The 1400 formulas calculate almost instantaneously. The parsing is super fast. So by using the Excel "built ins", things go much faster than vba.
I am using an athlon 1500 with 256M of ram. Excel 2000.

Each horse is read in about 1/10 of a second. I could speed it up some.All fields are available.
I realize Excel is not the best to do this, but allows all sort of complex calcs after the data is in. And been using Excel for years.
Should work with any csv file from any data provider. I don't believe renaming is necessary. But fields will be different. Still experimenting.

Que
04-20-2005, 07:11 AM
formula_2000,

I'm not sure this will help, but use the Split command in visual basic instead of using a loop to seperate the fields or to count the number "," on a line. For example,

Dim vArray as variant
vArray = Split(mydata, ",")
numberofelements=ubound(vArray)

Then if you need information from fields 4, 8, 13, etc. use the following code, while remembering that the returned array is zero-based, i.e. the first field is vArray(0):

myfileld1 = vArray(3)
myfileld2 = vArray(7)
myfileld3 = vArray(12)
etc....

Que.

cj
04-20-2005, 07:14 AM
You have to make sure you don't count commas inside the quotations marks. BRIS is good about not using those, they use ;s, but Formulator is not. They also don't mind throwing an occasional ,, inside the quotes in the owner or trip comments field.

formula_2002
04-21-2005, 07:04 AM
Joe,

Then copy one line at a time to another cell. Or you can use a vba statement to let the target cell = the data cell. different.

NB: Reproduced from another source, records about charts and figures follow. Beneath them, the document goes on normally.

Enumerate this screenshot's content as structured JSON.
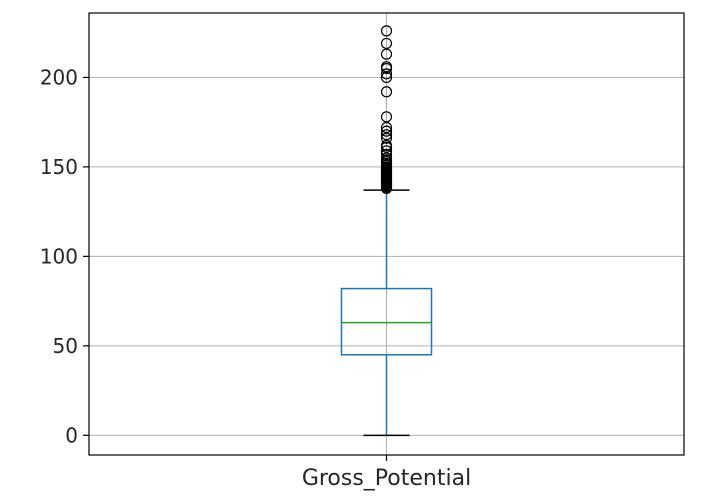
{
  "chart_data": {
    "type": "box",
    "title": "",
    "xlabel": "",
    "ylabel": "",
    "categories": [
      "Gross_Potential"
    ],
    "ylim": [
      -11,
      236
    ],
    "yticks": [
      0,
      50,
      100,
      150,
      200
    ],
    "grid": true,
    "box": {
      "whisker_low": 0,
      "q1": 45,
      "median": 63,
      "q3": 82,
      "whisker_high": 137,
      "outliers": [
        138,
        138.5,
        139,
        139.5,
        140,
        140.5,
        141,
        141.5,
        142,
        142.5,
        143,
        143.5,
        144,
        144.5,
        145,
        145.5,
        146,
        146.5,
        147,
        147.5,
        148,
        148.5,
        149,
        149.5,
        150,
        151,
        152,
        153,
        154,
        155,
        157,
        159,
        161,
        162,
        166,
        168,
        170,
        172,
        178,
        192,
        200,
        202,
        205,
        206,
        213,
        219,
        226
      ]
    },
    "colors": {
      "box": "#1f77b4",
      "median": "#2ca02c",
      "whisker": "#1f77b4",
      "cap": "#000000",
      "outlier": "#000000",
      "grid": "#b0b0b0",
      "axes": "#000000"
    }
  }
}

Thanks for the time hcap, I'll look into it, but the above sounds very time intensive.

formula_2002
04-21-2005, 07:09 AM
formula_2000,

I'm not sure this will help, but use the Split command in visual basic instead of using a loop to seperate the fields or to count the number "," on a line. For example,


Que.

My software, "WinTask" does not have that command.
I think I have a way speeding things up by reading all of the consecutive fields I don't require as a single array.

Thanks for your time

Joe M

formula_2002
04-21-2005, 07:15 AM
For Borland, it would be the compiler. It looks like you have to register first. I haven't looked at the others yet, will do tomorrow.


Cj as you know, go no further. Thanks again for all the information you sent along.

By the way, when I logged into Borland, I was alread registered. I guess it goes back to the time I first bought their Dbase, too many years ago.. It goes as far back as my Prodigy days

Joe M

hcap
04-21-2005, 07:27 AM
Joe,

I can send you what I already have. Uses TSN data files and and TSN xrd result files. Cleaning it up some now. Should work with bris single file format, but would require remapping field locations.

"Then copy one line at a time to another cell. Or you can use a vba statement to let the target cell = the data cell", is not very time intensive. The most time intensive part of the setup is locating comma positions.All in all takes about 1/10 sec per horse. Since you know excel, you should be able to modify it any way you want.